Some 8,000 members – or 22% – of the current fully qualified workforce are over 55 and 10% are 60 or over, according to party analysis of NHS figures.
We’ve spent far too long underpaying/funding new doctors, and coasting on the fact that people still want to push themselves for a well respected position in society (or genuinely want to help).
As it stands now though, the only newly qualified GPs we retain are the ones who don’t want to move to Australia. And the ones we do have are buffeted about by locum rates to patch the holes.
This has the potential to have a staggering impact on most people’s experience of the NHS, given how far GP availability has already declined compared to pre-Covid.
My NHS GP is now de facto online-only already - I can technically get an in-person appointment, but they require a online consultation first to decide if it’s necessary, and even online consultations are rationed each day.
Successive governments have been stupid. We’ve needed to heavily invest in healthcare, making the NHS attractive not only to Brits, but doctors from around the world. We need to be aiming for doctors having around 200 patients and we need to ease their workload by employing AI to do simple diagnosis, follow ups and chasing of appointments.
The fact we live in a society where we spend more on defence than health and education is insane. And we still have the audacity to treat ex soldiers like discarded goods.
Similar statistics are true of many industries. The last of the boomers are all hitting retirement age. You think there’s a labour shortage now, baby you ain’t seen nothing yet. We are going to have to spend so much money on automation, or we are going to have to get used to services being an order of magnitude worse.
This is a pretty terrifying figure! Why does the NHS keep getting worse despite the budget for the NHS being almost half of our total spending in the UK? Got to be total mismanagement by the government and the NHS trusts.
despite the budget for the NHS being almost half of our total spending in the UK
I don’t think that’s true - wherever you saw this, it was probably combining health with ‘social protection’ (i.e. pensions and welfare), which is the single largest spending category - all combined they must equal about half of central government spending (or about two-fifths of total once you factor in local government spending).
But I think you are alluding to an important point - health spending has been consistently growing for decades (in nominal terms, in real terms, or as a share of government spending), and despite this people’s experience of the NHS is deteriorating. Health was around 8% of government spending in the 1950s and 60s, rising to 10% in the 1980s (when it overtook defence), to around 16% in the late 2000s, and continued to grow to around 18-19% going into Covid.
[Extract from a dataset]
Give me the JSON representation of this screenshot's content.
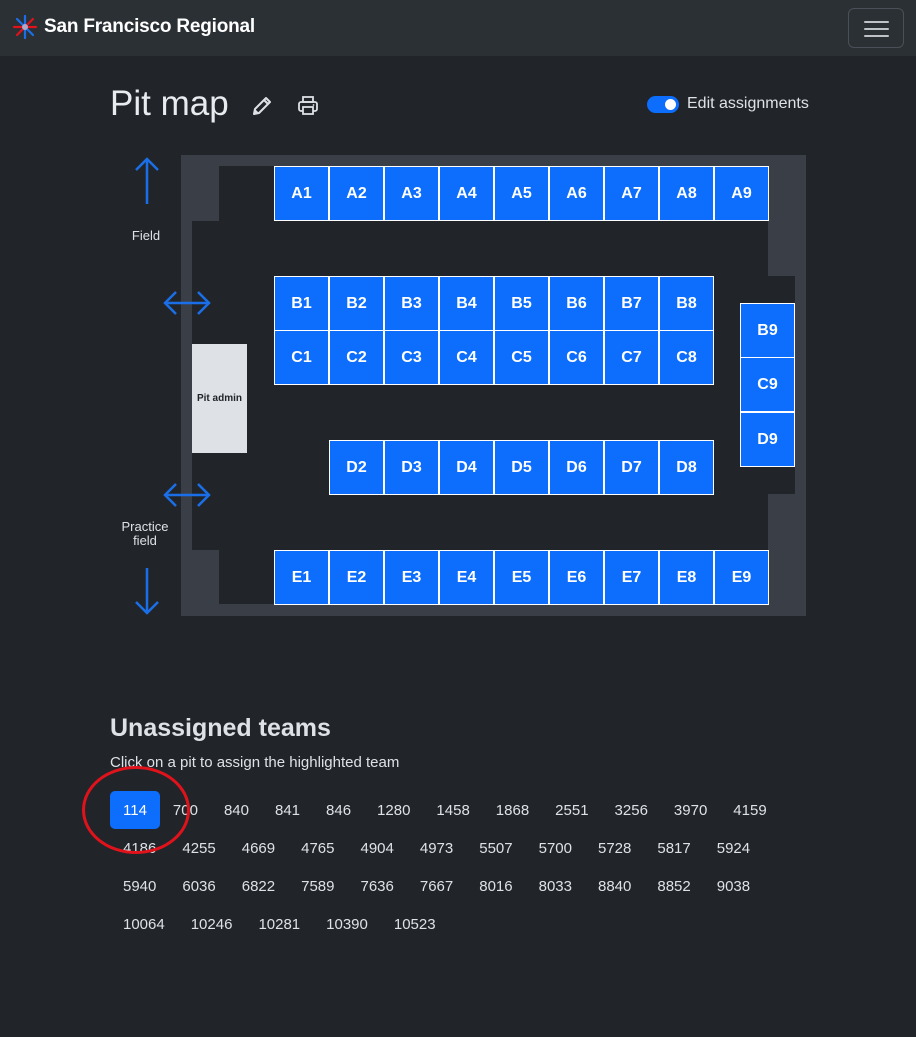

I think part of that is about growing demands on the NHS from a population that is older and generally a lot less healthy (looking at overweight and obesity figures - a driver of many common health problems like cardiovascular disease or many cancers). But part of it is also about political mismanagement, political tinkering and change fatigue in the NHS.
‘Privatisation’ is a dirty word in UK health politics, but I do increasingly wonder if a model that takes the delivery of healthcare outside of political control - i.e. turning the NHS into a buyer of healthcare on behalf of the public, analogous to how public health insurance works in many European countries - might be a better model to protect healthcare providers from the incessant tinkering and legions of management consultants that have come with political control under both Labour and Tory governments.
I am not so sure if it’s terrifying or maths. If GPS start at 25 (say) that gives them 40 years to work. If the population is maintained then 50% of GPS should be over 45 and 25% of GPS should be over 55. So the stat (22%) in the article seems low? And 12.5% should be over 60 so again the stats seem low? Am I completely missing something?